For a simple example of problematic std function inlining with multiple CGUs, please clone GitHub - HadrienG2/grayscott: Rust version of the "Performance with stencil" course's examples, checkout commit bd6b2fda82b85000a449e16d38705cf5f178299d, remove the codegen-units = 1 directive in Cargo.toml, then build and run the criterion benchmark for the autovectorized compute backend as follows:

$ cargo install cargo-criterion
$ cargo criterion -p compute_autovec -- --sample-size 10 'full.*2048x.*32'

Then switch back to codegen-units = 1 and observe how throughput improves. It is a factor of 16x on the Zen 3 CPU that I currently have my hands on, although admittedly this particular microarchitecture is crazy amazing and the improvement is less impressive on other CPUs I've tried (Zen 2, Comet Lake). Maybe more like 3x faster. Still huge.

# Before
compute_autovec/full,2048x1024elems,32steps                                                                          
                        time:   [1.3362 s 1.3368 s 1.3375 s]
                        thrpt:  [50.176 Melem/s 50.200 Melem/s 50.222 Melem/s]

# After
compute_autovec/full,2048x1024elems,32steps                                                                           
                        time:   [75.417 ms 80.169 ms 84.470 ms]
                        thrpt:  [794.47 Melem/s 837.10 Melem/s 889.84 Melem/s]
                 change:
                        time:   [-94.396% -94.239% -94.043%] (p = 0.00 < 0.05)
                        thrpt:  [+1578.7% +1635.8% +1684.5%]
                        Performance has improved.

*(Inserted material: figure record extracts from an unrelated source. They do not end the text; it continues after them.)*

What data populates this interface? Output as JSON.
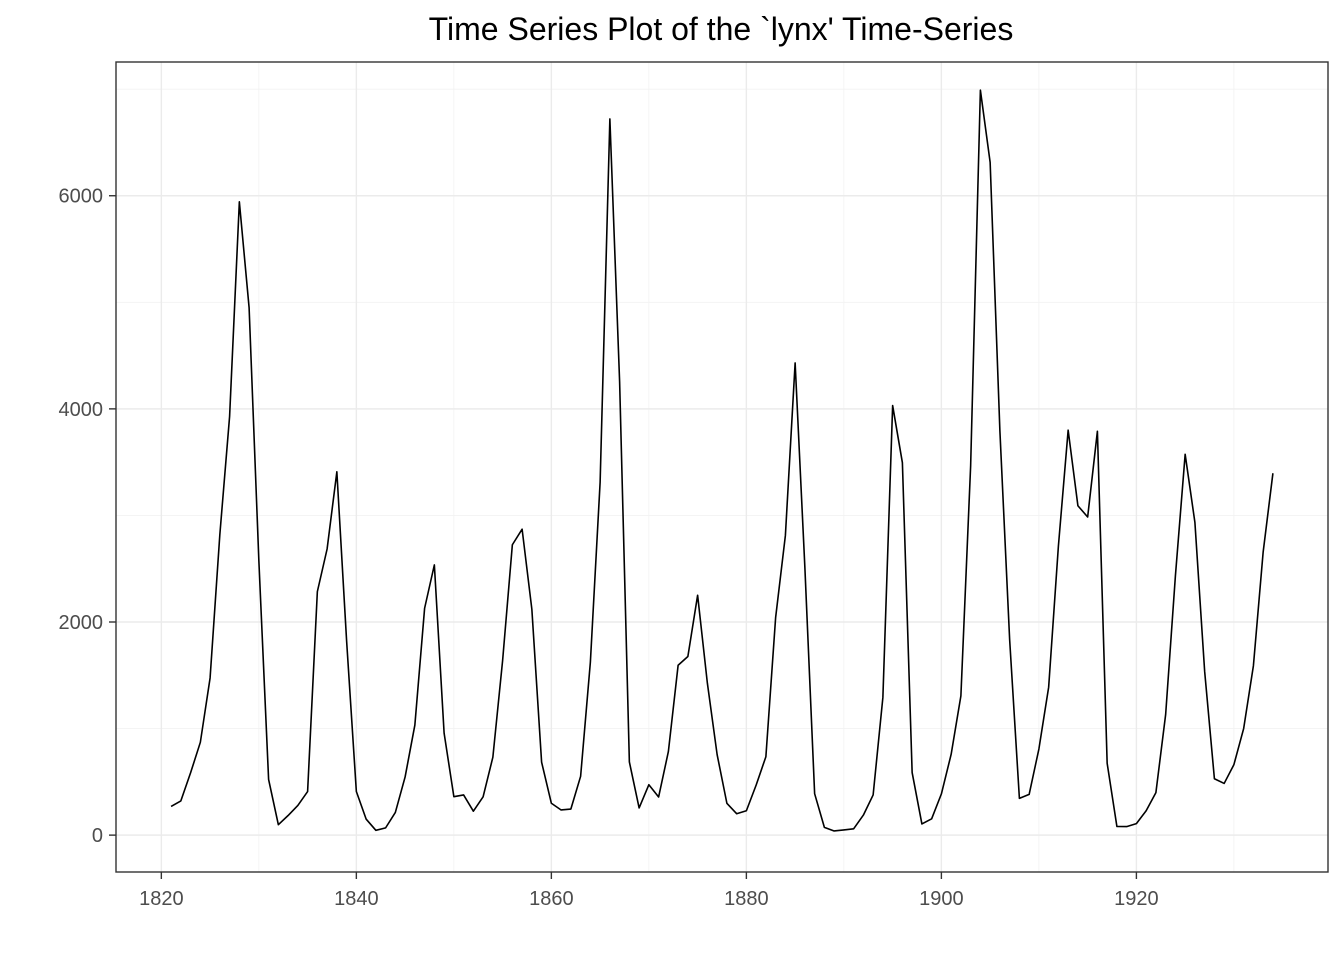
{
  "chart_data": {
    "type": "line",
    "title": "Time Series Plot of the `lynx' Time-Series",
    "xlabel": "",
    "ylabel": "",
    "xlim": [
      1815.35,
      1939.65
    ],
    "ylim": [
      -346,
      7255
    ],
    "x_ticks": [
      1820,
      1840,
      1860,
      1880,
      1900,
      1920
    ],
    "y_ticks": [
      0,
      2000,
      4000,
      6000
    ],
    "grid": true,
    "x_start": 1821,
    "series": [
      {
        "color": "#000000",
        "values": [
          269,
          321,
          585,
          871,
          1475,
          2821,
          3928,
          5943,
          4950,
          2577,
          523,
          98,
          184,
          279,
          409,
          2285,
          2685,
          3409,
          1824,
          409,
          151,
          45,
          68,
          213,
          546,
          1033,
          2129,
          2536,
          957,
          361,
          377,
          225,
          360,
          731,
          1638,
          2725,
          2871,
          2119,
          684,
          299,
          236,
          245,
          552,
          1623,
          3311,
          6721,
          4254,
          687,
          255,
          473,
          358,
          784,
          1594,
          1676,
          2251,
          1426,
          756,
          299,
          201,
          229,
          469,
          736,
          2042,
          2811,
          4431,
          2511,
          389,
          73,
          39,
          49,
          59,
          188,
          377,
          1292,
          4031,
          3495,
          587,
          105,
          153,
          387,
          758,
          1307,
          3465,
          6991,
          6313,
          3794,
          1836,
          345,
          382,
          808,
          1388,
          2713,
          3800,
          3091,
          2985,
          3790,
          674,
          81,
          80,
          108,
          229,
          399,
          1132,
          2432,
          3574,
          2935,
          1537,
          529,
          485,
          662,
          1000,
          1590,
          2657,
          3396
        ]
      }
    ]
  }
}
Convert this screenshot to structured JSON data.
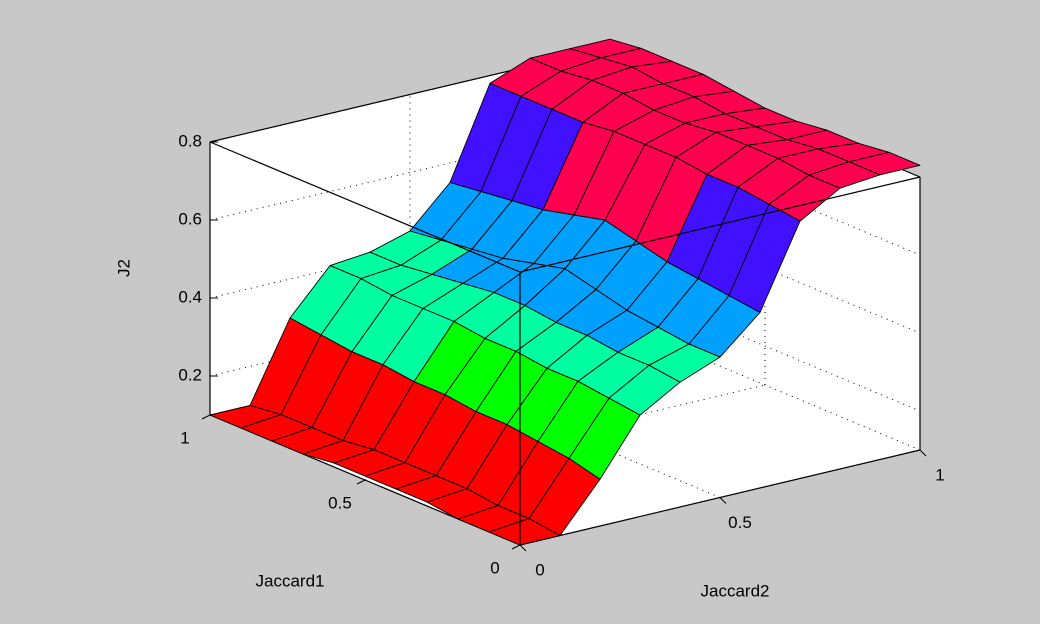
{
  "chart_data": {
    "type": "surface",
    "xlabel": "Jaccard1",
    "ylabel": "Jaccard2",
    "zlabel": "J2",
    "x": [
      0,
      0.1,
      0.2,
      0.3,
      0.4,
      0.5,
      0.6,
      0.7,
      0.8,
      0.9,
      1
    ],
    "y": [
      0,
      0.1,
      0.2,
      0.3,
      0.4,
      0.5,
      0.6,
      0.7,
      0.8,
      0.9,
      1
    ],
    "z": [
      [
        0.1,
        0.1,
        0.22,
        0.36,
        0.42,
        0.46,
        0.55,
        0.76,
        0.82,
        0.83,
        0.83
      ],
      [
        0.1,
        0.11,
        0.24,
        0.37,
        0.43,
        0.46,
        0.56,
        0.77,
        0.82,
        0.83,
        0.83
      ],
      [
        0.1,
        0.11,
        0.25,
        0.38,
        0.43,
        0.47,
        0.57,
        0.78,
        0.83,
        0.83,
        0.82
      ],
      [
        0.11,
        0.12,
        0.26,
        0.38,
        0.44,
        0.48,
        0.58,
        0.78,
        0.83,
        0.82,
        0.82
      ],
      [
        0.11,
        0.12,
        0.26,
        0.39,
        0.44,
        0.5,
        0.6,
        0.79,
        0.83,
        0.82,
        0.81
      ],
      [
        0.11,
        0.12,
        0.27,
        0.39,
        0.45,
        0.52,
        0.62,
        0.79,
        0.82,
        0.82,
        0.81
      ],
      [
        0.11,
        0.12,
        0.27,
        0.4,
        0.45,
        0.5,
        0.6,
        0.79,
        0.82,
        0.83,
        0.82
      ],
      [
        0.1,
        0.11,
        0.28,
        0.4,
        0.44,
        0.48,
        0.58,
        0.78,
        0.83,
        0.83,
        0.83
      ],
      [
        0.1,
        0.11,
        0.28,
        0.4,
        0.43,
        0.47,
        0.57,
        0.78,
        0.83,
        0.84,
        0.83
      ],
      [
        0.1,
        0.11,
        0.29,
        0.41,
        0.42,
        0.46,
        0.56,
        0.78,
        0.82,
        0.83,
        0.83
      ],
      [
        0.1,
        0.1,
        0.3,
        0.41,
        0.42,
        0.45,
        0.55,
        0.78,
        0.82,
        0.82,
        0.82
      ]
    ],
    "xlim": [
      0,
      1
    ],
    "ylim": [
      0,
      1
    ],
    "zlim": [
      0.1,
      0.8
    ],
    "xticks": [
      0,
      0.5,
      1
    ],
    "yticks": [
      0,
      0.5,
      1
    ],
    "zticks": [
      0.2,
      0.4,
      0.6,
      0.8
    ],
    "grid": true,
    "colormap": [
      "#ff0000",
      "#00ff00",
      "#00ffa0",
      "#00a0ff",
      "#4010ff",
      "#ff0050"
    ]
  }
}
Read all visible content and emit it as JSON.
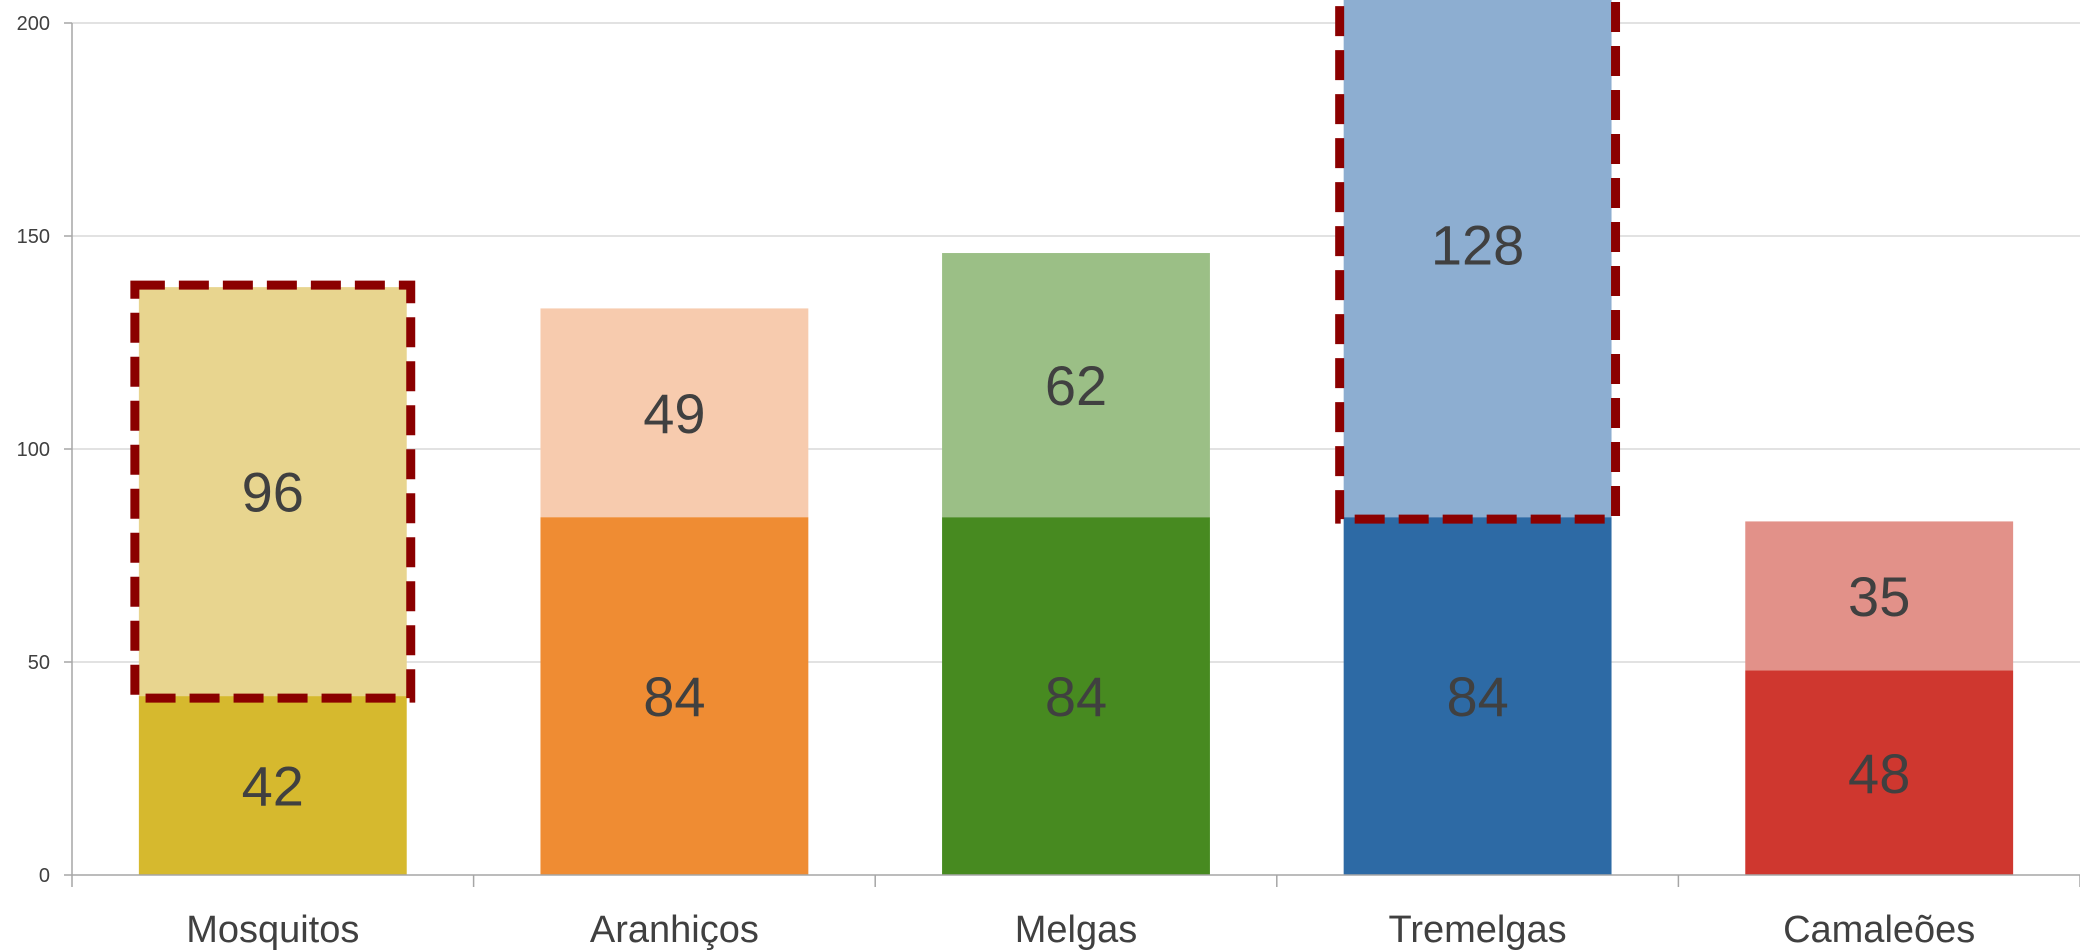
{
  "chart_data": {
    "type": "bar",
    "stacked": true,
    "categories": [
      "Mosquitos",
      "Aranhiços",
      "Melgas",
      "Tremelgas",
      "Camaleões"
    ],
    "series": [
      {
        "values": [
          42,
          84,
          84,
          84,
          48
        ],
        "colors": [
          "#d6b92e",
          "#ef8c33",
          "#478a20",
          "#2d6aa5",
          "#cf372f"
        ]
      },
      {
        "values": [
          96,
          49,
          62,
          128,
          35
        ],
        "colors": [
          "#e8d58f",
          "#f7cbae",
          "#9bbf86",
          "#8daed1",
          "#e29189"
        ]
      }
    ],
    "highlighted": [
      {
        "category": "Mosquitos",
        "series_index": 1
      },
      {
        "category": "Tremelgas",
        "series_index": 1
      }
    ],
    "highlight_color": "#8b0000",
    "ylim": [
      0,
      200
    ],
    "yticks": [
      "0",
      "50",
      "100",
      "150",
      "200"
    ],
    "ytick_values": [
      0,
      50,
      100,
      150,
      200
    ],
    "grid": true,
    "legend": "none",
    "label_color": "#404040",
    "grid_color": "#d9d9d9",
    "axis_color": "#a6a6a6"
  }
}
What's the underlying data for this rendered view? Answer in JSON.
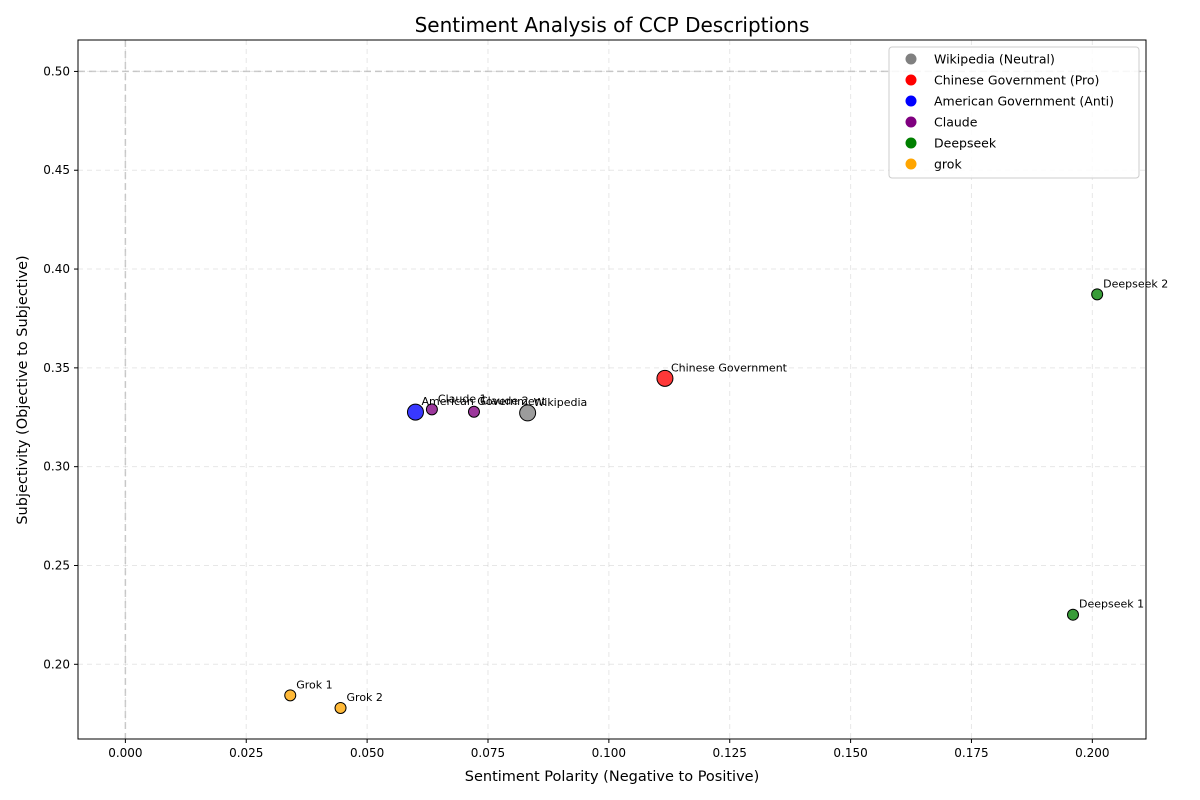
{
  "chart_data": {
    "type": "scatter",
    "title": "Sentiment Analysis of CCP Descriptions",
    "xlabel": "Sentiment Polarity (Negative to Positive)",
    "ylabel": "Subjectivity (Objective to Subjective)",
    "xlim": [
      -0.0098,
      0.2111
    ],
    "ylim": [
      0.1622,
      0.5159
    ],
    "xticks": [
      "0.000",
      "0.025",
      "0.050",
      "0.075",
      "0.100",
      "0.125",
      "0.150",
      "0.175",
      "0.200"
    ],
    "xtick_values": [
      0,
      0.025,
      0.05,
      0.075,
      0.1,
      0.125,
      0.15,
      0.175,
      0.2
    ],
    "yticks": [
      "0.20",
      "0.25",
      "0.30",
      "0.35",
      "0.40",
      "0.45",
      "0.50"
    ],
    "ytick_values": [
      0.2,
      0.25,
      0.3,
      0.35,
      0.4,
      0.45,
      0.5
    ],
    "grid": true,
    "reference_lines": {
      "x": 0,
      "y": 0.5
    },
    "legend_position": "top-right",
    "legend": [
      {
        "label": "Wikipedia (Neutral)",
        "color": "#808080"
      },
      {
        "label": "Chinese Government (Pro)",
        "color": "#ff0000"
      },
      {
        "label": "American Government (Anti)",
        "color": "#0000ff"
      },
      {
        "label": "Claude",
        "color": "#800080"
      },
      {
        "label": "Deepseek",
        "color": "#008000"
      },
      {
        "label": "grok",
        "color": "#ffa500"
      }
    ],
    "points": [
      {
        "label": "Wikipedia",
        "x": 0.0832,
        "y": 0.3272,
        "color": "#808080",
        "size": "large"
      },
      {
        "label": "Chinese Government",
        "x": 0.1116,
        "y": 0.3447,
        "color": "#ff0000",
        "size": "large"
      },
      {
        "label": "American Government",
        "x": 0.06,
        "y": 0.3276,
        "color": "#0000ff",
        "size": "large"
      },
      {
        "label": "Claude 1",
        "x": 0.0634,
        "y": 0.329,
        "color": "#800080",
        "size": "small"
      },
      {
        "label": "Claude 2",
        "x": 0.0721,
        "y": 0.3278,
        "color": "#800080",
        "size": "small"
      },
      {
        "label": "Deepseek 1",
        "x": 0.196,
        "y": 0.2251,
        "color": "#008000",
        "size": "small"
      },
      {
        "label": "Deepseek 2",
        "x": 0.201,
        "y": 0.3872,
        "color": "#008000",
        "size": "small"
      },
      {
        "label": "Grok 1",
        "x": 0.0341,
        "y": 0.1843,
        "color": "#ffa500",
        "size": "small"
      },
      {
        "label": "Grok 2",
        "x": 0.0445,
        "y": 0.1779,
        "color": "#ffa500",
        "size": "small"
      }
    ]
  }
}
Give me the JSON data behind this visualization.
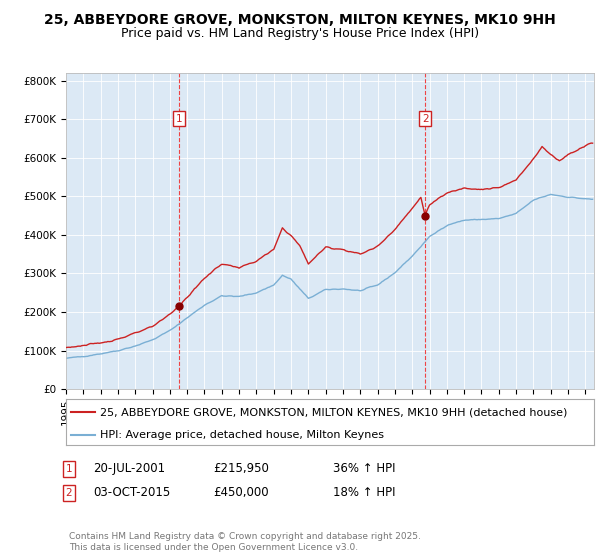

A perf profile reveals that one reason why switching to codegen-units = 1 is so beneficial is that std function inlining goes quite wrong in the presence of multiple CGUs. In particular, the FnMut::call_mut trait method is not inlined for a simple closure.

This is the code that calls the function. Don't mind the complicated iterator, this is just iterating over every element of identically shaped 2D arrays. I need to do the whole row/column dance because rustc can't figure out the codegen right when I use ndarray's flat iterators together with a fixed sized array's flattened iterator, which is annoying but fair enough :

image

And this is rustc mistakenly outlining the FnMut::call_mut-mediated call to the folding closure, as spotted by perf:

Further, as previously alluded too, the whole inner Iterator::fold() call is not inlined either...

...which is sad, because inlining this little reduction based on a loop with 9 iterations is something rustc should do. Especially given that it knows the loop has 9 iterations, since all arrays and ndarray windows involved have dimensions known at compile time and the function that contains this info is inlined... Oh well, something for another day.

Anyway, just for completeness, I tried to see if the whole-program optimizations of LTO can fix this :

  • Thin LTO does nothing, as unfortunately happens too often when I try to use it.
  • Fat LTO, as usual, is more interesting: at the expense of a great build slowdown, it does resolve the two inlining issues discussed above, but at the cost of introducing a new equally bad inlining issue, namely outlining of the FMA instruction of the SIMD library that I use. Then again, I contributed that mul_add function myself and forgot to mark it inline :person_facepalming:, will submit a patch once I'm done writing this post.